Congress in the Energy Policy Act of 2005, with the backing of the George W. Bush administration, added section 216 to the basic electricity law, designed to overcome state ability to stymie electric transmission. The law gave FERC authority to approve a new line when state regulators failed to act on an application within a year.
That, too, became a policy failure. The U.S. Fourth Circuit Court of Appeals in the 2009 Piedmont decision rejected FERC’s interpretation of the new law. Writing for a three-judge panel, Judge Martin B. Michael (1943-2011) said FERC’s interpretation of Section 216 “would mean that Congress has told state commissions that they will lose jurisdiction unless they approve every permit application in a national interest corridor. Under such a reading it would be futile for a state commission to deny a permit based on traditional considerations like cost and benefit, land use and environmental impacts, and health and safety. It would be futile, in other words, for a commission to do its normal work.”

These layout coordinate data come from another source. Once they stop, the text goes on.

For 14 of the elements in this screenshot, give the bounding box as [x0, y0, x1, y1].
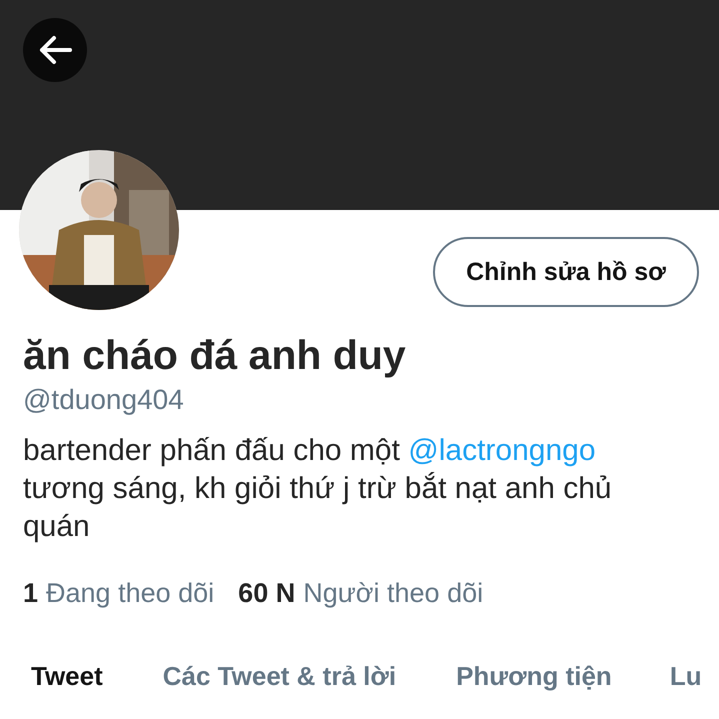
username: @tduong404: [23, 383, 185, 417]
profile-tab[interactable]: Lu: [642, 658, 702, 694]
profile-tab[interactable]: Các Tweet & trả lời: [132, 658, 426, 694]
stat-label[interactable]: Người theo dõi: [303, 576, 484, 610]
profile-tab[interactable]: Phương tiện: [426, 658, 642, 694]
stat-count[interactable]: 60 N: [238, 576, 296, 610]
profile-tab[interactable]: Tweet: [0, 658, 133, 694]
stat-count[interactable]: 1: [23, 576, 38, 610]
edit-profile-button[interactable]: Chỉnh sửa hồ sơ: [433, 237, 699, 307]
display-name: ăn cháo đá anh duy: [23, 332, 407, 378]
back-arrow-icon: [38, 35, 72, 65]
mention-link[interactable]: @lactrongngo: [408, 434, 596, 467]
stat-label[interactable]: Đang theo dõi: [46, 576, 214, 610]
bio-text: bartender phấn đấu cho một @lactrongngo tương sáng, kh giỏi thứ j trừ bắt nạt anh chủ quán: [23, 433, 613, 545]
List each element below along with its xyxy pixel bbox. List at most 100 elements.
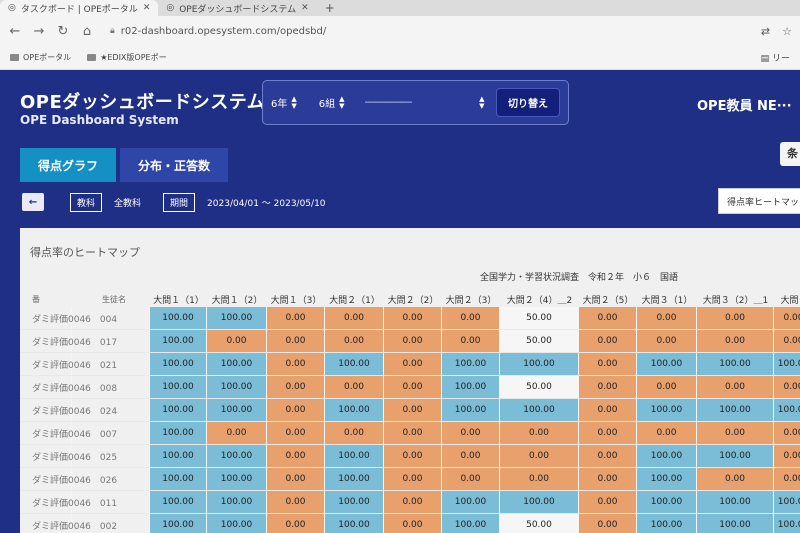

The Biden administration’s 2021 Infrastructure Investment and Jobs Act (PL 117-58 in Section 40105) directly overtured Piedmont. As the Washington Bracewell law firm explains, the new language in Section 216 “explicitly ‘undoes’ the statutory interpretation on which the Piedmont court relied and empowers FERC to exercise federal jurisdiction over the siting of certain power transmission projects even when such siting authority has been expressly rejected by a state agency.”
In addition to federal siting authority, priority corridors will be eligible for DOE loans to subsidize construction. The Biden administration’s Inflation Reduction Act (PL 117-169 in Section 40151) authorizes $2 billion worth of loans for transmission construction plus another $760 million for regulatory costs, such as state and FERC proceedings, of “up to 3 alternate siting corridors within which the covered transmission project feasibly could be sited.”
DOE’s designation of the three candidate corridors has not yet generated opposition. Instead, two of the seven candidate states dropped from the competition – Oklahoma and Kansas — expressed relief that they dodged the decisions. Whether states with selected corridors will raise later legal or political concerns is unknown.
With the legal ability of the federal government to override state objections established – assuming that legal challenges don’t undermine the new law – and DOE having identified three solid candidates for special attention, the next step is a final DOE decision. That will come after the Trump administration has occupied the DOE’s Forrestal Building and a new energy secretary, presumably Chris Wright, is in place. Trump’s views on the grid are not known.